O meu quarto novo é o oposto do antigo. Em casa tenho, quer dizer, tinha, um quarto muito mais pequeno. Os móveis daqui combinam uns com os outros e, apesar do design antigo, são bastante espaçosos. Tenho uma cama enorme virada para uma janela alta que proporciona uma vista descomunal de um lago verde rico em flora e fauna.
Vantagens de estar na divisão 7, lembrar de apontar: ter os dormitórios numa das torres do palácio.
Ao longe consigo ver outras casas e carros em movimento. Só de pensar que passei de uma vida comum para uma vida mágica de um dia para o outro, o meu cérebro reage contorcendo-se contra os ossos do crânio.
Começo a desfazer as malas, apesar de não ter grande coisa. Não são permitidos objetos que façam ligação com quem fomos no passado. Vai ser estranho ter outro nome, quando toda a vida fui Jasmim.
Vantagens de estar na divisão 7, parte 2: o uniforme. Não ter de pensar diariamente no que vestir. É um alívio não ser uma saia e sim jardineiras.
Abro ainda mais as cortinas, deixando a pouca luz entrar. Nesta cidade está sempre nublado e tempo chuvoso. Pelo menos, foi o que me disseram assim que cheguei.
"-Espero que tenhas trazido roupa quente, faz aqui um frioooo."

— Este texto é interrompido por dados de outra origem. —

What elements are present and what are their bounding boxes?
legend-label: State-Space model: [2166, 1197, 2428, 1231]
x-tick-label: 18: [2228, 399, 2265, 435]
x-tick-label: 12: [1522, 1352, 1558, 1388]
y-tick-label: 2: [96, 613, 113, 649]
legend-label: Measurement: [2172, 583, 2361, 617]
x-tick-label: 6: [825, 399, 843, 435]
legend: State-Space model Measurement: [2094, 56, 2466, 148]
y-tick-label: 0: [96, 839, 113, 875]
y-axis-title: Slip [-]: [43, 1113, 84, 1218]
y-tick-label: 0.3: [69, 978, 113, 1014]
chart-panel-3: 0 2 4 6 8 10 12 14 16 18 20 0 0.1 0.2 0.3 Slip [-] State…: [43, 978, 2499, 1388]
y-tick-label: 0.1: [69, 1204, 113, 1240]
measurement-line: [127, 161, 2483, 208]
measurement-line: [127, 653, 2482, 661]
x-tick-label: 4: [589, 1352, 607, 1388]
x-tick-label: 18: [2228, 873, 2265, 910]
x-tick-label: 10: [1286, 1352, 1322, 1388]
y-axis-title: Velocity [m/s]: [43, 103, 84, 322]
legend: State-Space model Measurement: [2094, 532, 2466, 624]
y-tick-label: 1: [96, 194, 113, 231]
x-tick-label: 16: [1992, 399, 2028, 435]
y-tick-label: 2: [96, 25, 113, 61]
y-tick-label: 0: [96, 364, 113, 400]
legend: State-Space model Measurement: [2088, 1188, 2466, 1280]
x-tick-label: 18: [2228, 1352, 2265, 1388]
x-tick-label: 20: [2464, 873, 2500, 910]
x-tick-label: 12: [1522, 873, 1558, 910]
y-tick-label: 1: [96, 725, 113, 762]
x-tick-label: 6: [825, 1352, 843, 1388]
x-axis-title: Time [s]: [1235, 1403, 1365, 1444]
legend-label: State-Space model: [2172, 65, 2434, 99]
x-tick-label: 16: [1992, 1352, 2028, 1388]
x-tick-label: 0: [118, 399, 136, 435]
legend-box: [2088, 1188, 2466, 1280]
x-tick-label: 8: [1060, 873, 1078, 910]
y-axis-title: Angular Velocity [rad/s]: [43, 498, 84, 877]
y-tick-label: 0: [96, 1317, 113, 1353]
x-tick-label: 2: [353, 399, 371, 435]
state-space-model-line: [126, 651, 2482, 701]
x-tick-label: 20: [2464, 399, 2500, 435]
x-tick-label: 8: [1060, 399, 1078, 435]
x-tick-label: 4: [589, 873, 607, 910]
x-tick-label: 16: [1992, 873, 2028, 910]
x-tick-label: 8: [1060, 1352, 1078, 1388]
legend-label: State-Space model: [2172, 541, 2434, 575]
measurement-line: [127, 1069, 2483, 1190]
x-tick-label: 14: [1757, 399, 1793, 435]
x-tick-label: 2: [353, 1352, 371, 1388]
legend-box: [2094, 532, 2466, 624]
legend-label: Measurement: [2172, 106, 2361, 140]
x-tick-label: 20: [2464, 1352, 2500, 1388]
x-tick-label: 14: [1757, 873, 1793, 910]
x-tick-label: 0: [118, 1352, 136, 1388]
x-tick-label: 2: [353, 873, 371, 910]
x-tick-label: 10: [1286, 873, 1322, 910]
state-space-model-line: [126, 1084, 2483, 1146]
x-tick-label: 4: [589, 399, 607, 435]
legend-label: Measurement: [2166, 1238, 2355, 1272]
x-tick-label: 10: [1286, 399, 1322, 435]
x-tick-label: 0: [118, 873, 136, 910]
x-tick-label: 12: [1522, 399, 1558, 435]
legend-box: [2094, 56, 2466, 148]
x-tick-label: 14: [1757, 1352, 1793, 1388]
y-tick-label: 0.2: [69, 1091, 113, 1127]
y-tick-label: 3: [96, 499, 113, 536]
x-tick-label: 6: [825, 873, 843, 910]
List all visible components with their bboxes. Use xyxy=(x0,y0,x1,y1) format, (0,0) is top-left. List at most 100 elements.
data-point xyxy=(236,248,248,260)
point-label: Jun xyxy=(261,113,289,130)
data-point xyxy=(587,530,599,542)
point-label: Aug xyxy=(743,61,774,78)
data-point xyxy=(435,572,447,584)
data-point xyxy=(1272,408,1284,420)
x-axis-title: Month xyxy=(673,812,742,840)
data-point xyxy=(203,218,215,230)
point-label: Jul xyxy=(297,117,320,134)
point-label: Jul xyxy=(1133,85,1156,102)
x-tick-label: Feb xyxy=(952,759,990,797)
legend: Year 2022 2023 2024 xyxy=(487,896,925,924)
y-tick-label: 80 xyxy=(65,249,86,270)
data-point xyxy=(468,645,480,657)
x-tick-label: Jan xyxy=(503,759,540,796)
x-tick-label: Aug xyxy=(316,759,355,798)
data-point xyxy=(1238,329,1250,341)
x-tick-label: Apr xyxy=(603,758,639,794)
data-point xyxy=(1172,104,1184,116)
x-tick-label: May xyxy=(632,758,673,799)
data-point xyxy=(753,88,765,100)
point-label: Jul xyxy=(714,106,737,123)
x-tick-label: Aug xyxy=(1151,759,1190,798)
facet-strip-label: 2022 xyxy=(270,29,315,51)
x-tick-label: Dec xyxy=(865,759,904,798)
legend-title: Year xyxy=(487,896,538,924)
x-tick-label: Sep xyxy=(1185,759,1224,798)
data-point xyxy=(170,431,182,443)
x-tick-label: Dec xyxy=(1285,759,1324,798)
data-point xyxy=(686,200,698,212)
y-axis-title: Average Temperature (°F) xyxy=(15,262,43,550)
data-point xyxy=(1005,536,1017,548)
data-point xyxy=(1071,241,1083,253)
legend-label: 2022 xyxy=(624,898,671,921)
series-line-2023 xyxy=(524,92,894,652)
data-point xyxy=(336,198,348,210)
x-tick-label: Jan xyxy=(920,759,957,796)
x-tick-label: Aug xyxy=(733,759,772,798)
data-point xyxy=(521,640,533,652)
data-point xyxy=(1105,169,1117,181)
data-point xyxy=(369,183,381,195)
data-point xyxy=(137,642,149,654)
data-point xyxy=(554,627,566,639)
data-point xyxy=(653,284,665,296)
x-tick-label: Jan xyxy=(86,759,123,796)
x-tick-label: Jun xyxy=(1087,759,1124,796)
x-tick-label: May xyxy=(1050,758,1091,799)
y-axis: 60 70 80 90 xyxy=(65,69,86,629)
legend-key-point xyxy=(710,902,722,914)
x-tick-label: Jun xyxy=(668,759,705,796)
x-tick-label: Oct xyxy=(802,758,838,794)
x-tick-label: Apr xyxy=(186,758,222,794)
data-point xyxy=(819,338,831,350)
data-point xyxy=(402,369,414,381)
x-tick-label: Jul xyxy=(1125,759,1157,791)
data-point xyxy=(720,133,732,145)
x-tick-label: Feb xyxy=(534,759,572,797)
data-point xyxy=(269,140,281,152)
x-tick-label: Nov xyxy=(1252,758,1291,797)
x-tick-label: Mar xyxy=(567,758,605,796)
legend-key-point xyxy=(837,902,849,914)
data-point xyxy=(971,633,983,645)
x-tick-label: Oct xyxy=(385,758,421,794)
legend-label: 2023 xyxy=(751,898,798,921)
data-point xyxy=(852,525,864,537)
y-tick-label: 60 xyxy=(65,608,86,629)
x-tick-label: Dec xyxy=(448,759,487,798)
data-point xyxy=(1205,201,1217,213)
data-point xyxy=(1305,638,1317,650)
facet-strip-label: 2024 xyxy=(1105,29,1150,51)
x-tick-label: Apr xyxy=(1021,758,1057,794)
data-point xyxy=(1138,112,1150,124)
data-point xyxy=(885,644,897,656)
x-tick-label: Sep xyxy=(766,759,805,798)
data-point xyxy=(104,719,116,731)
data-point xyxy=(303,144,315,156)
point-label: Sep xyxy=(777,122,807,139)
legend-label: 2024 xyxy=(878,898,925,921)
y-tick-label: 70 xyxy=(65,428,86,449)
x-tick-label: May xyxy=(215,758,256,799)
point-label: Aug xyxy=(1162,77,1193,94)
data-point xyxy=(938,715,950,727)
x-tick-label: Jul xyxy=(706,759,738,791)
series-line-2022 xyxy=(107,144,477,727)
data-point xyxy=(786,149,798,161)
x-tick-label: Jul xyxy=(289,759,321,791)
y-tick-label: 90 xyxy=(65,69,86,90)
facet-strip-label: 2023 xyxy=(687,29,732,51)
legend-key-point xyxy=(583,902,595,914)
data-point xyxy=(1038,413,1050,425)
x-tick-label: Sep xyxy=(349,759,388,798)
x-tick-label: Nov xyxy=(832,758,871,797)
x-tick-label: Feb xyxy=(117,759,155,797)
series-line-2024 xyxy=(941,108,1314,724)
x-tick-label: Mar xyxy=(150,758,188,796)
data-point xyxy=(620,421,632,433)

Estou exausta depois de todos os testes que fiz esta manhã. Para entrar na academia é necessário realizar um conjunto de provas com o Diretor e existem vários fatores de escolha. Começam por te pedir que faças os testes mais simples, para descobrir se o teu poder é um dos mais comuns, sendo a raridade do poder um critério para entrar na academia.
Realizei provas relacionadas com a empatia, com o controlo da meteorologia, com o controlo dos 4 elementos, com a aptidão intuitiva, com a linguística, com todas as super coisas que podes ser capaz de fazer. Tens super-força, ou super-elasticidade? Parabéns, és comum no meio dos ativados.
Como não fui capaz de fazer nenhuma daquelas coisas, passei para o segundo critério. O meu poder já existe na escola? Pois, se já existe, tens de ir embora.
Último critério: o teu poder é completo? Existe alguém dos candidatos que possui o mesmo poder que tu, mas consiga fazer mais e melhor?
Fiquei eu, pelos vistos, tenho um poder raro. Não sei se é uma coisa a festejar; passar de ser diferente no meio dos não ativados, para ser diferente nos ativados.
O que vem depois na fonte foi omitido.